Intense activity, such as observed during in vitro seizures, can very quickly change the gene network expression. Within twenty minutes of convulsant drug application, thousands of genes are upregulated while others are downregulated. Of particular interest to us are small RNA fragments called microRNAs (miRNA). There are thought to play a role in posttranscriptional modifications of small gene networks. Our lab is investigating the temporal qualities of miRNA expression during in vitro seizures.
A strong connection exists between stress and the development of major depression and bipolar disorder (BPD).
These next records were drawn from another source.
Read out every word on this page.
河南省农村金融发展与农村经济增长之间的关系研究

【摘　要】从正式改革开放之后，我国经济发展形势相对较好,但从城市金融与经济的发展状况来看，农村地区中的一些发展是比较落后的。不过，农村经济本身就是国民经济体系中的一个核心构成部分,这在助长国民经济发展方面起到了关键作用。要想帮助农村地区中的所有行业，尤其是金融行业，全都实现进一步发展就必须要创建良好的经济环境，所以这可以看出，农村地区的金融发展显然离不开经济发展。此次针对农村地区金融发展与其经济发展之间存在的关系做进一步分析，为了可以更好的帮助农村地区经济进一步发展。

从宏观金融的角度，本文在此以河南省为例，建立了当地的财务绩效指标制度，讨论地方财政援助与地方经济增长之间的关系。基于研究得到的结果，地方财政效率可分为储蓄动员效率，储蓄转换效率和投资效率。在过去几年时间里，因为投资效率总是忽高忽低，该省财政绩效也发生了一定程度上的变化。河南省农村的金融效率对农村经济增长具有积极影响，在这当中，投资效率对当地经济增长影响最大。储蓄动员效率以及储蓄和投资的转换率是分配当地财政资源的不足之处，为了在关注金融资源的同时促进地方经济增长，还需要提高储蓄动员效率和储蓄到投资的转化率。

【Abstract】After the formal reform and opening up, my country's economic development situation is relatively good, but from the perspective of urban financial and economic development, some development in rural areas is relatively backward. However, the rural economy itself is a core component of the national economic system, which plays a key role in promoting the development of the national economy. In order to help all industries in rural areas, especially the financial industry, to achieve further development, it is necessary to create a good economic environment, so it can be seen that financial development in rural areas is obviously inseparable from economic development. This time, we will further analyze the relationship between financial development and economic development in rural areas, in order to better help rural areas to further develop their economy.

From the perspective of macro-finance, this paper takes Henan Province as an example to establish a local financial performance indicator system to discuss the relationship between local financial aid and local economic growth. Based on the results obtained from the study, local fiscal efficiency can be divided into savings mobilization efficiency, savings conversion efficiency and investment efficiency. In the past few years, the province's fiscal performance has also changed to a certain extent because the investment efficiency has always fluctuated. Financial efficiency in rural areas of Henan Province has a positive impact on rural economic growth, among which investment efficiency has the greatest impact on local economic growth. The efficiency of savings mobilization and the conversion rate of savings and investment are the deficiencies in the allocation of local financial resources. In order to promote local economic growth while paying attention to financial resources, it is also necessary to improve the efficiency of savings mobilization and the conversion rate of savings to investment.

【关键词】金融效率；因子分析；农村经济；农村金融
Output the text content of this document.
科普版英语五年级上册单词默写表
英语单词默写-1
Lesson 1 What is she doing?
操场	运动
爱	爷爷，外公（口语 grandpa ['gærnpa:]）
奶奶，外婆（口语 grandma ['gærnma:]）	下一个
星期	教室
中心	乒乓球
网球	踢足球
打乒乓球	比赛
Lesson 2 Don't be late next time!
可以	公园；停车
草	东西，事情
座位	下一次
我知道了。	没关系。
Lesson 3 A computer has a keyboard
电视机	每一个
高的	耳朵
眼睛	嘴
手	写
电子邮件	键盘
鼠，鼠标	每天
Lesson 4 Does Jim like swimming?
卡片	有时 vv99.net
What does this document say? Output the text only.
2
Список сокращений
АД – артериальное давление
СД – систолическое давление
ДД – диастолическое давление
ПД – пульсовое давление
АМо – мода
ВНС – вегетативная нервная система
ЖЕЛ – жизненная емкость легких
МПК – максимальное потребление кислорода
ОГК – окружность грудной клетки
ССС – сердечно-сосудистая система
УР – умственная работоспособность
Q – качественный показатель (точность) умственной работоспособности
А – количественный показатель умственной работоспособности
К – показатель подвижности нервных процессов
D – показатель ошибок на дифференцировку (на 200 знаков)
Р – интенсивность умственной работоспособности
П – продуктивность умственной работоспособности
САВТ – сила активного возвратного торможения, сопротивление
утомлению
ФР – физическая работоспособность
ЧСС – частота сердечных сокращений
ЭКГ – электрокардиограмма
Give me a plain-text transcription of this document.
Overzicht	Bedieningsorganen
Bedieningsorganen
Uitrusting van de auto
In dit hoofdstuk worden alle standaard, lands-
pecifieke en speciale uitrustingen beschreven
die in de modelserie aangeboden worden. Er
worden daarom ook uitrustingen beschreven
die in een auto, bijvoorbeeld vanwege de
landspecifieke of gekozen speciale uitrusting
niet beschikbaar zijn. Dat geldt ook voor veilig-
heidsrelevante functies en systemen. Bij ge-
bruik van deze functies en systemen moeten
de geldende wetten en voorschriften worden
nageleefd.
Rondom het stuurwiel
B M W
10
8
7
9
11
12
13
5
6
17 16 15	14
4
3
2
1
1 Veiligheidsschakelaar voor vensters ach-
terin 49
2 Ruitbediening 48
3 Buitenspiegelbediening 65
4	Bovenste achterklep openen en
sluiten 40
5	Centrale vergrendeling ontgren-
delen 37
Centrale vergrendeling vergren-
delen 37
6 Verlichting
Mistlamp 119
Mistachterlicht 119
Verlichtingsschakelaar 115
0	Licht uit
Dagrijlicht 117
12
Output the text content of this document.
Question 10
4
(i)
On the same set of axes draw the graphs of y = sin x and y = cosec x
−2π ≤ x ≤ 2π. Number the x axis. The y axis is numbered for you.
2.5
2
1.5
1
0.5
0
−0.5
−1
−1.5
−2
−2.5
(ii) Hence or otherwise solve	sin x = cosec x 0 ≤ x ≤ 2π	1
During stress adrenergic signaling of the brainstem nucleus Locus Coeruleus is impaired resulting in synaptic changes in amygdala, hippocampus, and neocortex. However, there is a lack of information on the synaptic modifications taking place within the LC nucleus. In collaboration with Doug Eikenburg (University of Houston, Pharmacology) we hypothesize that repetitive stress results in repetitive activation of glutamateric inputs to the LC, leading to synaptic plasticity within the LC, in the form of short and long term plasticity. Qualities of these short and long term synaptic modifications are gated by opposing action hormones, corticoid releasing factor (CRF) and norepinephrine (NE). Furthermore, downstream regulation of CRF and NE receptor activation by intracellular G protein receptor kinase 3 (GRK3) levels plays a major role in modulating G-protein coupled receptor signaling by the hormones participating in the stress response, influencing ability to adapt to stress. Thus, the goals of this study are to develop a better understanding of the unique mechanisms that contribute to the regulation of GRK3 expression within LC neurons and to investigate the role that GRK3 plays in the regulation of CRF1 and α2A-AR signaling in LC. To accomplish that, we will use in vivo learned helplessness and repeated forced swim stress model and examine the underlying changes in cellular plasticity in vitro using electrophysiology.
Concurrently with the whole-cell electrical recordings we perform voltage-sensitive dye measurements of either neuronal or glial network activity. This rare combination of techniques allows to monitor single or few cell participation in larger spatio-temporal network dynamics. Here are some fundamental questions in signal propagation in vitro that we are currently addressing: 1) What are the spatiotemporal patterns of stimulated and spontaneous waves during the early postnatal development? 2) What are the functions of distinct inhibitory and excitatory cell subtypes in normal and epileptiform neuronal waves?